A ClickHouse pod doing heavy disk scans barely uses CPU but starves for I/O. CPU-based HPA won't respond. Use query rate or queue depth instead.

❌ No stabilization window

Without stabilizationWindowSeconds, the HPA reacts to every spike and trough. This causes "flapping" β€” rapid scale-up, then scale-down, burning cloud budget.

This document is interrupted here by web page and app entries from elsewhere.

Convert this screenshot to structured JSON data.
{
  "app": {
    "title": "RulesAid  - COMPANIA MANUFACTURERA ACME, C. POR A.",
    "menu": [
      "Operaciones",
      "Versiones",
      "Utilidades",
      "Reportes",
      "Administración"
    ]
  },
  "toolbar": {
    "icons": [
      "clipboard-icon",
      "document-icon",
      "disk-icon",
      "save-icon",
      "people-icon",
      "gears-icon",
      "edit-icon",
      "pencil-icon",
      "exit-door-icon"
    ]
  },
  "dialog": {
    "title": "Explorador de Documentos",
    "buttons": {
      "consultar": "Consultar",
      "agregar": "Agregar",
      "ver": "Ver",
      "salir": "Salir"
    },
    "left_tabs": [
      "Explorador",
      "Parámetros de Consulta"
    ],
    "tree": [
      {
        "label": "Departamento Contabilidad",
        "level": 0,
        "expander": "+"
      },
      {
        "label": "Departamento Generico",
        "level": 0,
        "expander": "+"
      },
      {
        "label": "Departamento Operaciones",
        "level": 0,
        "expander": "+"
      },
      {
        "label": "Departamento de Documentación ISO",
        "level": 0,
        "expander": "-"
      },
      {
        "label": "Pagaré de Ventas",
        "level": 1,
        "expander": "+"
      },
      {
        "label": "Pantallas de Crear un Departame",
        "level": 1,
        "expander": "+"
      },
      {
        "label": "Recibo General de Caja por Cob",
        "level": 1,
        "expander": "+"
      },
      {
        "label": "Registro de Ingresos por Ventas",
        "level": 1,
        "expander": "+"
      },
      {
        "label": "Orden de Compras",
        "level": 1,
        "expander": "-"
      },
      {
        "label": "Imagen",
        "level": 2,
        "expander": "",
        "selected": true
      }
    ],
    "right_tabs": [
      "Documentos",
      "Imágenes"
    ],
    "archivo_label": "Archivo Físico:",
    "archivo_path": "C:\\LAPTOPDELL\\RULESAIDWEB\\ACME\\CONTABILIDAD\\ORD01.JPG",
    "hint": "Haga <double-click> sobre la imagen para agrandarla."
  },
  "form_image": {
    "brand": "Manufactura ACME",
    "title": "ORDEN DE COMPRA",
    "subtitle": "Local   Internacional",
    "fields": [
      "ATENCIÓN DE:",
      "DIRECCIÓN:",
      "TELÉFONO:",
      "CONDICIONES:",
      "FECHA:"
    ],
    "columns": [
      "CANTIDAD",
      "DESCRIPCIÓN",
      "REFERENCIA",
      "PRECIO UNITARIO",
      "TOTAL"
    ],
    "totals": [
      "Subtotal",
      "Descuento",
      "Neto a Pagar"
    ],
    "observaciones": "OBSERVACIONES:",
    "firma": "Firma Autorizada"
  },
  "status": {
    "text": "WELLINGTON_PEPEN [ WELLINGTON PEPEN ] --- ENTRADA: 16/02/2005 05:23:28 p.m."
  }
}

❌ Scale-down to zero on stateful services

ClickHouse pods share data via S3 β€” but query state (processing buffers, connection pools) lives in-memory. Scaling to zero doesn't "free" memory in the traditional sense, and scaling back up is slow.

❌ Too-wide min/max range without budget controls

maxReplicas: 100 without spend guards can result in a $50K/month bill after a traffic spike. Always set behavior.scaleUp.stabilizationWindowSeconds and cost alerts.

βœ… Right metric: requests/sec per pod

For stateless API servers and ClickHouse query nodes, requests/sec divided by replica count gives a per-pod utilization that's stable, fast-responding, and directly tied to user experience.

βœ… Warm pool for latency-sensitive services

Keep minReplicas: 2 even at 3 AM for services with SLA < 100ms. Cold starts on new pods add 10–30 seconds of latency. The cost of idle replicas is almost always worth it.